While the estimates for the number of patients affected by errors seem to have gone up over the last decade, doctors now have tools for reducing error that were out of reach in 1998: Electronic health records and other digital data systems.
Many of the most common types of medical mistakes could have been prevented with more data. Here are a several examples:
Medication error is the most common type of medical mistake, according to ACP Internist. A 2009 study published in the British Journal of Clinical Pharmacology estimated that medication error harms at least 1.5 million patients every year in the U.S. There are many ways to make a mistake when prescribing a medication to a patient: A pharmacist incorrectly reads the doctor's handwriting, a doctor is unaware of another medication his patient is taking and prescribes a drug that will cause adverse effects when mixed or he misreads information and prescribes an incorrect dose. According to Bornstein, the most errors occur during the physician-ordering step, when it's easy for sensitive information to be miscommunicated.
While there are many ways to make prescription errors, the wrong medication in any situation can be deadly. EHRs and other digital data storage and management systems minimize the risk of human error and keep medication information organized, accessible and easy to understand at every step of the process. Prescriptions are submitted electronically, which ensures the name of the medication is clear. Instead of maintaining a bulky and cluttered spreadsheet or list of active medications, EHRs effectively organize medications and retrieve pertinent information to doctors instantly, noted HealthIT.gov. Electronic data systems can also update their medication lists and profiles when there are recalls or new information about side effects. Furthermore, when a doctor prescribes a drug for a patient, the system can alert him whether he has any allergies or if there's the potential for a harmful drug interaction.
EHRs are even more vital today, since the idea of staying with only one doctor is becoming antiquated, according to Psychology Today. A patient will likely see several doctors, and it can be difficult to coordinate a multitude of diagnoses and prescriptions. Digital systems help cross-check and coordinate patients' care plans.
Inattention to testing
Another type of medical mistake involves those related to testing. Doctors may order the wrong test or fail to perform one altogether. ACP noted that practices process dozen of tests - or more - every day, and that it is easy to lose track of who needs what when. The source added that there are additional issues, such as when a patient does not show up for a scheduled test or when staff do not notice abnormal results.
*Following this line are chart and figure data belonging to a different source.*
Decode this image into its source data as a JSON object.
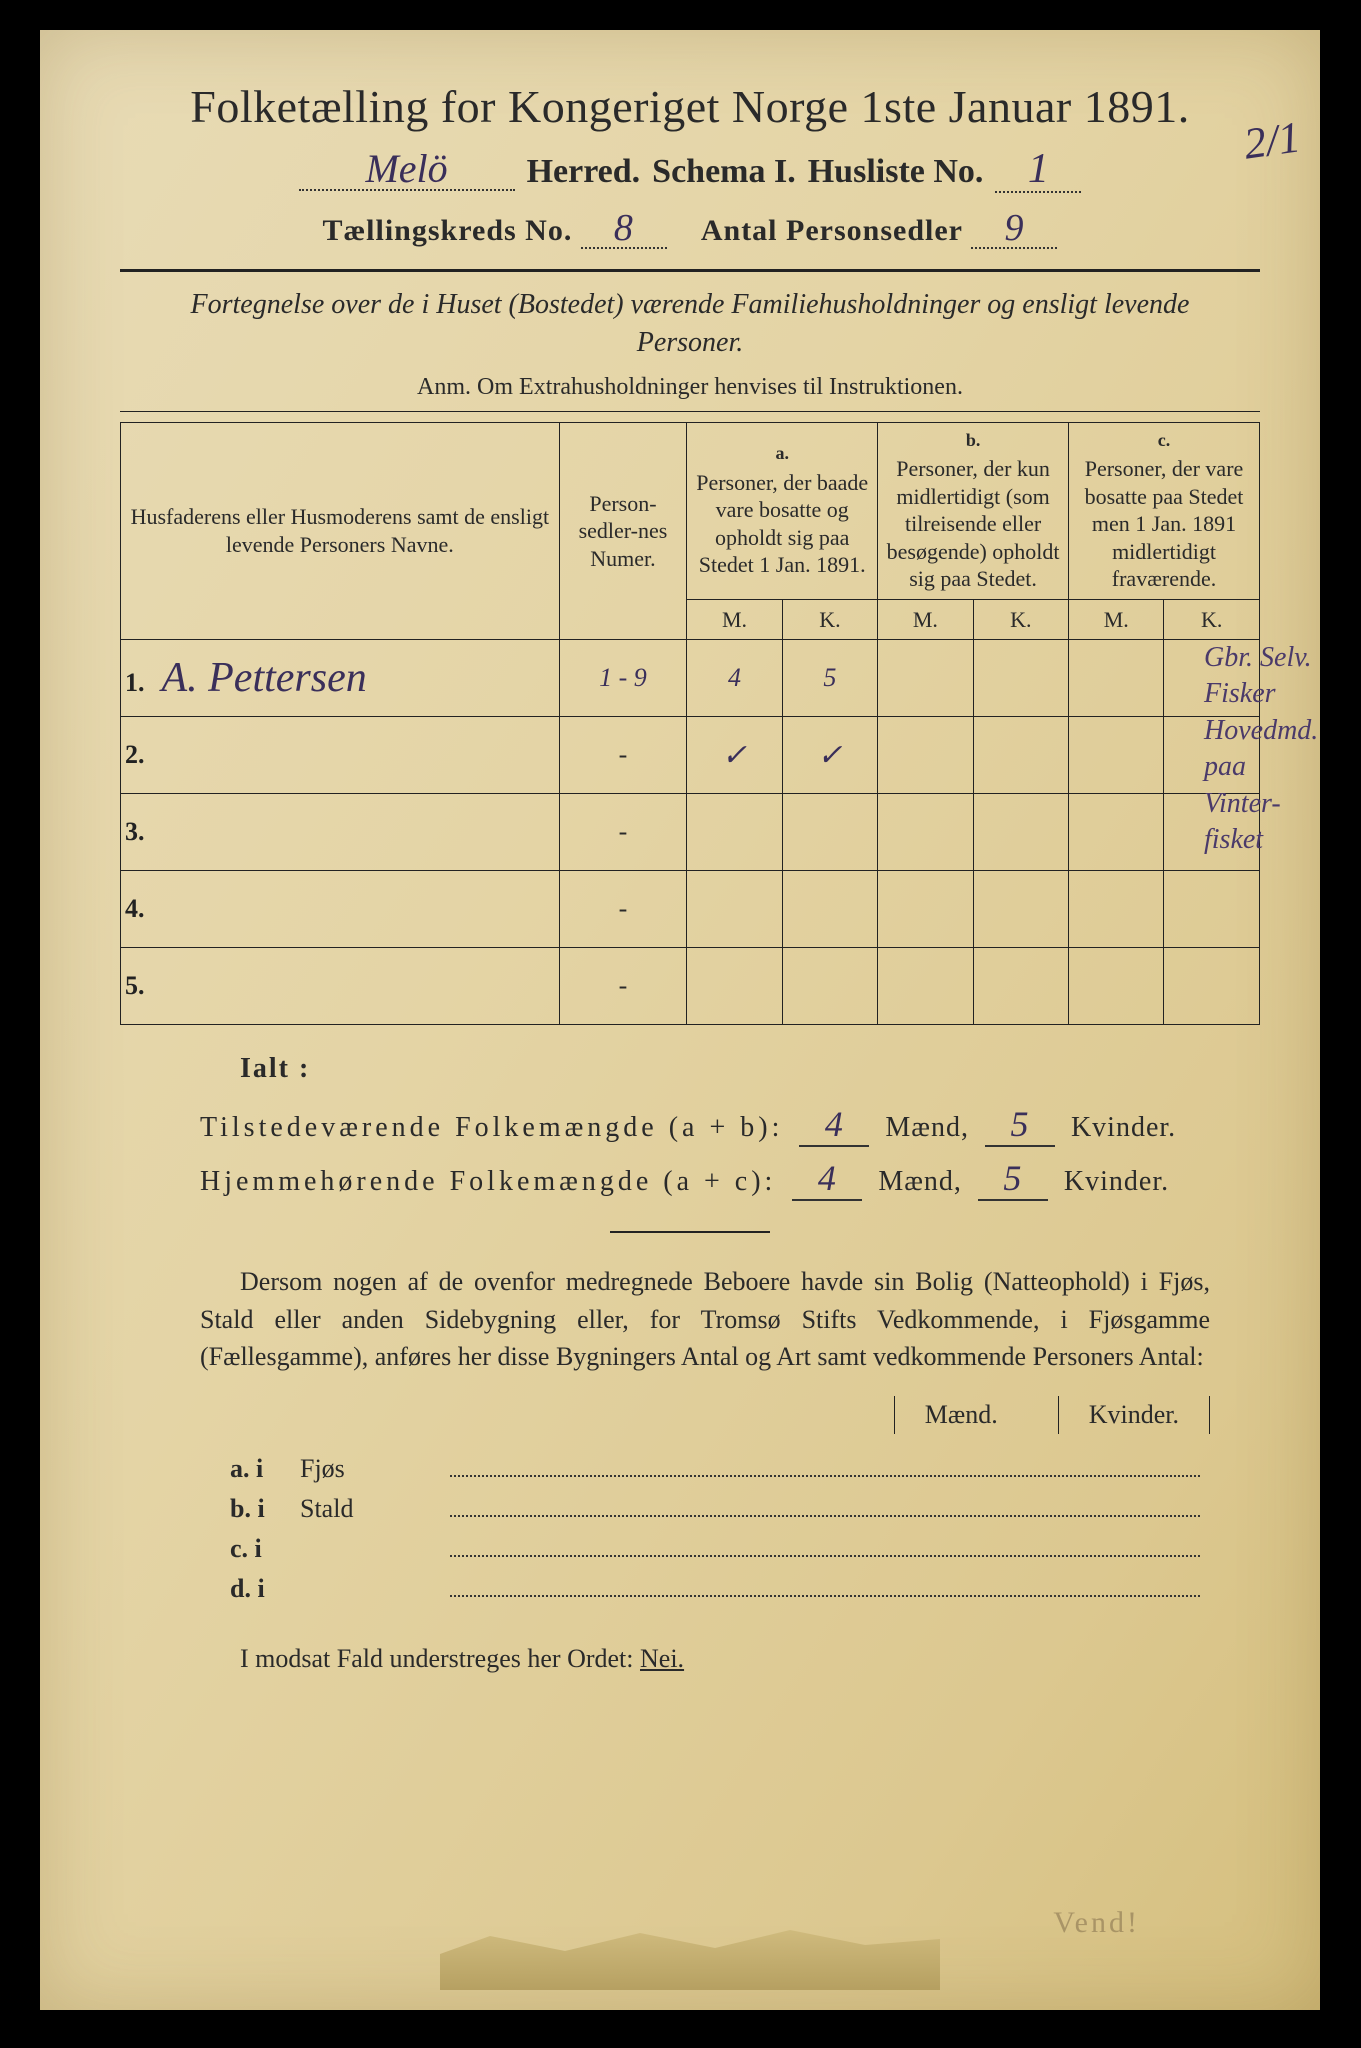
{
  "title": "Folketælling for Kongeriget Norge 1ste Januar 1891.",
  "herred_value": "Melö",
  "herred_label": "Herred.",
  "schema_label": "Schema I.",
  "husliste_label": "Husliste No.",
  "husliste_value": "1",
  "corner_mark": "2/1",
  "kreds_label": "Tællingskreds No.",
  "kreds_value": "8",
  "antal_label": "Antal Personsedler",
  "antal_value": "9",
  "subtitle": "Fortegnelse over de i Huset (Bostedet) værende Familiehusholdninger og ensligt levende Personer.",
  "anm": "Anm. Om Extrahusholdninger henvises til Instruktionen.",
  "col_name": "Husfaderens eller Husmoderens samt de ensligt levende Personers Navne.",
  "col_numer": "Person-sedler-nes Numer.",
  "col_a_tag": "a.",
  "col_a": "Personer, der baade vare bosatte og opholdt sig paa Stedet 1 Jan. 1891.",
  "col_b_tag": "b.",
  "col_b": "Personer, der kun midlertidigt (som tilreisende eller besøgende) opholdt sig paa Stedet.",
  "col_c_tag": "c.",
  "col_c": "Personer, der vare bosatte paa Stedet men 1 Jan. 1891 midlertidigt fraværende.",
  "mk_m": "M.",
  "mk_k": "K.",
  "rows": {
    "r1_num": "1.",
    "r1_name": "A. Pettersen",
    "r1_numer": "1 - 9",
    "r1_am": "4",
    "r1_ak": "5",
    "r2_num": "2.",
    "r2_am": "✓",
    "r2_ak": "✓",
    "r3_num": "3.",
    "r4_num": "4.",
    "r5_num": "5."
  },
  "margin_note": "Gbr. Selv. Fisker Hovedmd. paa Vinter-fisket",
  "ialt": "Ialt :",
  "sum1_label": "Tilstedeværende Folkemængde (a + b):",
  "sum2_label": "Hjemmehørende Folkemængde (a + c):",
  "maend": "Mænd,",
  "kvinder": "Kvinder.",
  "sum1_m": "4",
  "sum1_k": "5",
  "sum2_m": "4",
  "sum2_k": "5",
  "para": "Dersom nogen af de ovenfor medregnede Beboere havde sin Bolig (Natteophold) i Fjøs, Stald eller anden Sidebygning eller, for Tromsø Stifts Vedkommende, i Fjøsgamme (Fællesgamme), anføres her disse Bygningers Antal og Art samt vedkommende Personers Antal:",
  "mk_maend": "Mænd.",
  "mk_kvinder": "Kvinder.",
  "side": {
    "a": "a.  i",
    "a_txt": "Fjøs",
    "b": "b.  i",
    "b_txt": "Stald",
    "c": "c.  i",
    "d": "d.  i"
  },
  "nei": "I modsat Fald understreges her Ordet:",
  "nei_word": "Nei.",
  "stamp": "Vend!",
  "colors": {
    "paper": "#e4d4a5",
    "ink": "#2a2a2a",
    "handwriting": "#3a2f5a"
  }
}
EHRs can help prevent testing error by streamlining the test scheduling, administration and follow-up process. Each patient receives a profile outlining the tests they have already had and the ones they need, and doctors and nurses will clearly see these tests in their schedules through the system. Doctors and nurses can easily view each patient's testing plan, and can see if a test needs to be rescheduled. Additionally, ACP recommended that physicians adopt an EHR system that flags any test results that are abnormal to ensure that doctors follow-up.
"Patients that require follow-up care and monitoring can be forgotten once they are sent home."
Failure to follow-up
Insufficient follow-up by doctors is a major medical error that can lead to serious health issues or fatalities. Studies have found that one in three Medicare patients are readmitted to the hospital within 30 days of discharge, according to Psychology Today. Patients that require follow-up care and monitoring can be forgotten once they are sent home. EHRs keep a profile of every patient and set reminders for doctors to check-in and reevaluate the health and needs of the patient. Additionally, when patients do return for follow-up appointments, they can enter details on the status of their condition in an EHR system to provide a more comprehensive picture of their health that doctors can then use to adjust their follow-up plans. Digital systems help make sure that no patient falls through the cracks.